Download or read book Digital Paper written by Andrew Abbott and published by University of Chicago Press. This book was released on 2014-08-04 with total page 276 pages. Available in PDF, EPUB and Kindle. Book excerpt: “Shows the reader how to harness new technology while upholding the highest standards of research. The result is a joy to read . . . a boon for students.” —Robert J. Sampson, professor of the social sciences at Harvard University Today’s researchers have access to more information than ever before. Yet the new material is both overwhelming in quantity and variable in quality. How can scholars survive these twin problems and produce groundbreaking research using the physical and electronic resources available in the modern university research library? In Digital Paper, Andrew Abbott provides some much-needed answers to that question. Abbott tells what every senior researcher knows: that research is not a mechanical, linear process, but a thoughtful and adventurous journey through a nonlinear world.
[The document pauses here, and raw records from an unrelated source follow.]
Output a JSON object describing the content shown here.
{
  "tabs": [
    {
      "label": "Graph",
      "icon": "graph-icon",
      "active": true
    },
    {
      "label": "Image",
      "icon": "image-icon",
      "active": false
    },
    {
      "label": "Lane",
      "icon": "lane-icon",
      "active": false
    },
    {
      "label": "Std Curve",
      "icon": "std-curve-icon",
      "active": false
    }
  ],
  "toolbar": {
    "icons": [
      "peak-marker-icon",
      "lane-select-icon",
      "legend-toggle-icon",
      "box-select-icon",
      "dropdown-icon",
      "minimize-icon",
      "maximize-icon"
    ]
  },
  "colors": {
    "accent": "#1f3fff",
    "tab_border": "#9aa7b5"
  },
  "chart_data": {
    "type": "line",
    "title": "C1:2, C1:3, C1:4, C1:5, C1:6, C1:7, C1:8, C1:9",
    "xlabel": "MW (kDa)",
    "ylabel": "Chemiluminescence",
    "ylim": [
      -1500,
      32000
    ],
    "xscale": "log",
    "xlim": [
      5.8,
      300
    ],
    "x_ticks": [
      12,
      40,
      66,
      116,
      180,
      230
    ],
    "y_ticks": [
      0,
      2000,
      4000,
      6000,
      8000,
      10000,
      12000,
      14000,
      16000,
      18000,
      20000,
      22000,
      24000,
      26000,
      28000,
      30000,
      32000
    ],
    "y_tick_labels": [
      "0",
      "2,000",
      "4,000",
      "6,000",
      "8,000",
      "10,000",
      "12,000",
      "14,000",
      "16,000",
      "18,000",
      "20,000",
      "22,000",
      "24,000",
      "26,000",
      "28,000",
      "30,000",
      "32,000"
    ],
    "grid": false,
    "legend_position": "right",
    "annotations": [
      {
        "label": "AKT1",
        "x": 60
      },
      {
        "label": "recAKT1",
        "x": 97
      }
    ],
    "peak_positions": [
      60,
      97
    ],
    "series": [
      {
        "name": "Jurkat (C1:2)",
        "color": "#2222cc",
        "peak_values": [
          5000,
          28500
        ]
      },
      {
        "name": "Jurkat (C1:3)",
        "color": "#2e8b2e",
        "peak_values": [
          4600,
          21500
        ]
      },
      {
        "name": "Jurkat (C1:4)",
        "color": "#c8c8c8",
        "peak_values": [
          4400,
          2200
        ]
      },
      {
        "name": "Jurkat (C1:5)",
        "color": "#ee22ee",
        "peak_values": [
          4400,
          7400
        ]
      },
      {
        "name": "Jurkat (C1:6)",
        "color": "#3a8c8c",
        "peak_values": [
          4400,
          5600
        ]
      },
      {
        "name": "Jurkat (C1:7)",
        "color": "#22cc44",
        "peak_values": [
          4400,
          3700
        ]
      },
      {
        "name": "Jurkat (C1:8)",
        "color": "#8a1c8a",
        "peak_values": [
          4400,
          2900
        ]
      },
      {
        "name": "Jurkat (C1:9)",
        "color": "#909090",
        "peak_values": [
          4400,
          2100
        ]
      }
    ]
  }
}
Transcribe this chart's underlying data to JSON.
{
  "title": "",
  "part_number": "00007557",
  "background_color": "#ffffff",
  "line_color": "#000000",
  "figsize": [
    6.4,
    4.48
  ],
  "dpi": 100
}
He breaks library research down into seven basic and simultaneous tasks: design, search, scanning/browsing, reading, analyzing, filing, and writing. He moves the reader through the phases of research, from confusion to organization, from vague idea to polished result. He teaches how to evaluate data and prior research; how to follow a trail to elusive treasures; how to organize a project; when to start over; when to ask for help. He shows how an understanding of scholarly values, a commitment to hard work, and the flexibility to change direction combine to enable the researcher to turn a daunting mass of found material into an effective paper or thesis. More than a mere how-to manual, Abbott’s guidebook helps teach good habits for acquiring knowledge, the foundation of knowledge worth knowing. Those looking for ten easy steps to a perfect paper may want to look elsewhere. But serious scholars, who want their work to stand the test of time, will appreciate Abbott’s unique, forthright approach and relish every page of Digital Paper.
Book Synopsis How to Write a PhD in Biological Sciences by : John Measey
Download or read book How to Write a PhD in Biological Sciences written by John Measey and published by CRC Press. This book was released on 2021-11-29 with total page 295 pages. Available in PDF, EPUB and Kindle. Book excerpt: You don’t have to be a genius to write a PhD. Of course, it will always involve a lot of hard work and dedication, but the process of writing is a whole lot easier if you understand the basic ground rules. This book is a guide through the dos and don’ts of writing a PhD. It will be your companion from the point when you decide to do a PhD, providing practical guidance to getting started, all the way through the nuts and bolts of the writing and editing process. It will also help you to get - and stay - in the right mental framework and establish good habits from the beginning, putting you in a commanding position later on. Examples are tailored to the biological sciences, offering a unique reference for PhD students in these disciplines. Embarking on a PhD doesn’t need to be daunting, even if it’s your first experience working within academia. Each short section focuses on writing - considered by many to be the most difficult aspect of a PhD - and delves into a practical detail of one aspect, from the title to the supplementary material. Whether you’re a student just starting your studies, an early career researcher or a supervisor struggling to cope, the book provides the insider information you need to get ahead.